JOHN ENTWISTLE: Europe, in a nutshell, tried the prohibition model, and they modeled it just like us, and they tried it, they did contracts with us, and they tried to prohibit all drug use, including all marijuana use in general. With the exception of Amsterdam they were pretty successful--the problem is they were successful in obtaining everything you get with prohibition: crime, terrible incidents of other drug abuse, complete anarchy in the market, the spread of diseases like tuberculosis, AIDS, hepatitis, liver disease.

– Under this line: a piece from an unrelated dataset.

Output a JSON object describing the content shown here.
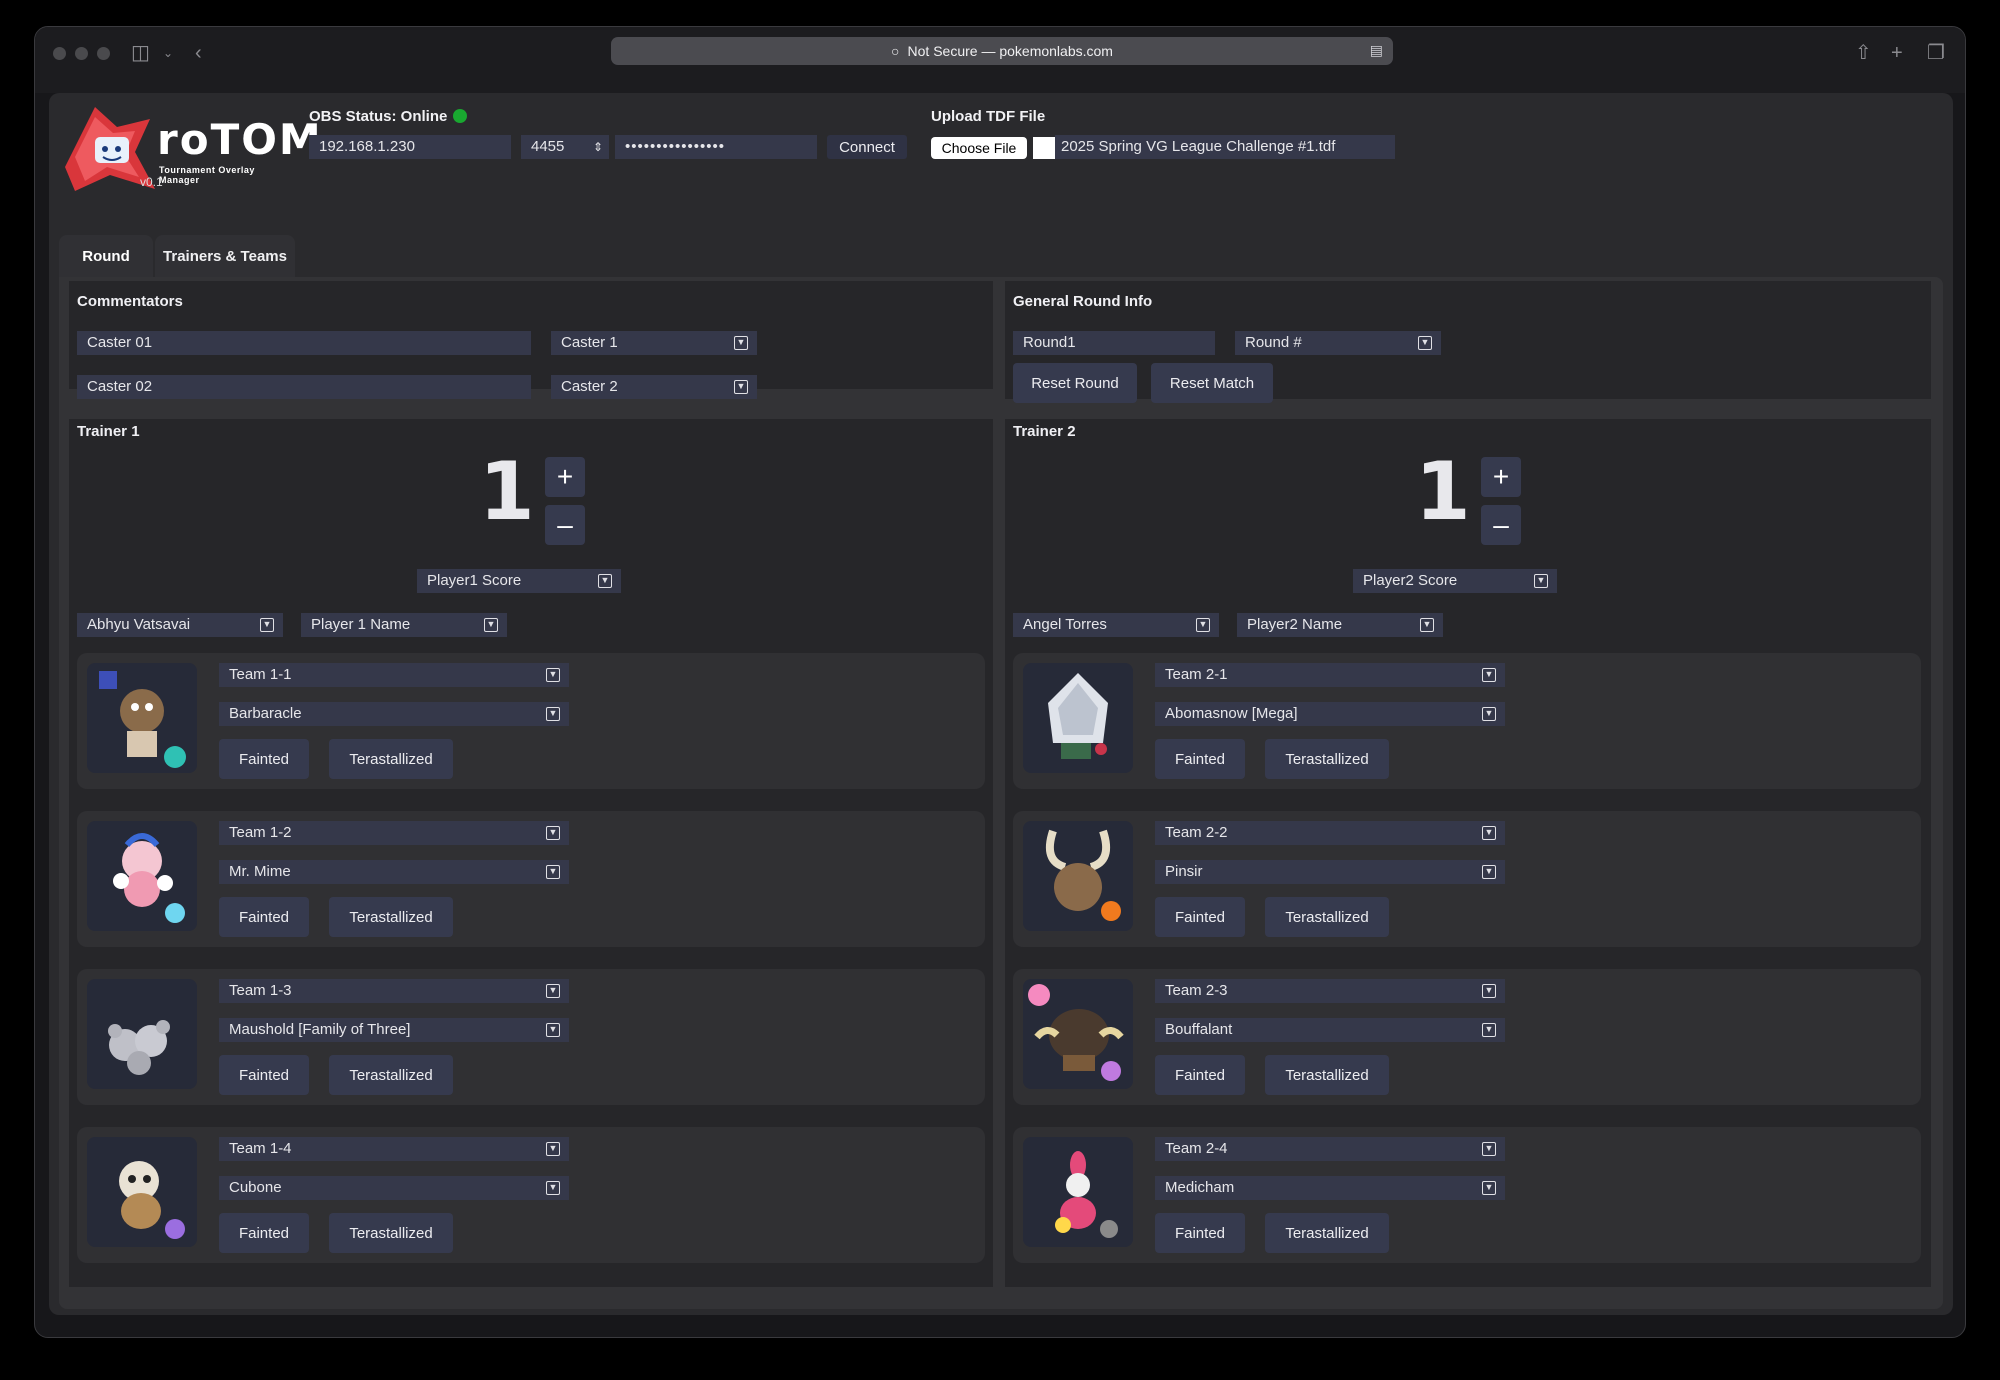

As of about five years ago, a movement started in Europe that was based in the cities, that was started by various people who were fighting drug abuse and the effects of that, and sociologists who were concerned with improving the health of society in general by reducing crime and reducing spread of disease. They had some indicators and gauges they were going by. They started putting stuff through that set of criteria. They came up with a harm-reduction model in Europe that spread to way over 25 cities--it's a big movement. It hasn't run in North America at all: it's been fully co-opted. But in Europe, the harm-reduction movement fully embraces the concept of making marijuana as available as alcohol, with the specific intent of competing with alcohol and with the specific intent of, beyond that, of competing with heroin in the marketplace. With the specific desire of replacing those two very dangerous drugs with one that is less dangerous, based on the hope that people, for no other reason than availability, will make that choice to live safer. They are presuming that people will not make the choice to do without any option in that area, and by giving them a safe option in addition to the harmful ones, less harm will be done to the individual and to society. You will see less disease and crime.

They've been employing this model with limited success in Europe, but limited only in the sense of how far they can go how fast. Everything they've done in the spirit of that harm-reduction, which starts at that point, where you actually try to influence the consumption of drugs in society by influencing availability across the board and regulating it that way as opposed to trying to reduce marijuana's availability and then trying to stomp out the use of other drugs.

That's what going on in Europe. Here we're continuing with the same basic prohibition. To the extent that harm reduction concepts have entered America, it's extremely limited and tends to be only the subset of harm reduction that deals with methodone maintenance and with heroin addiction.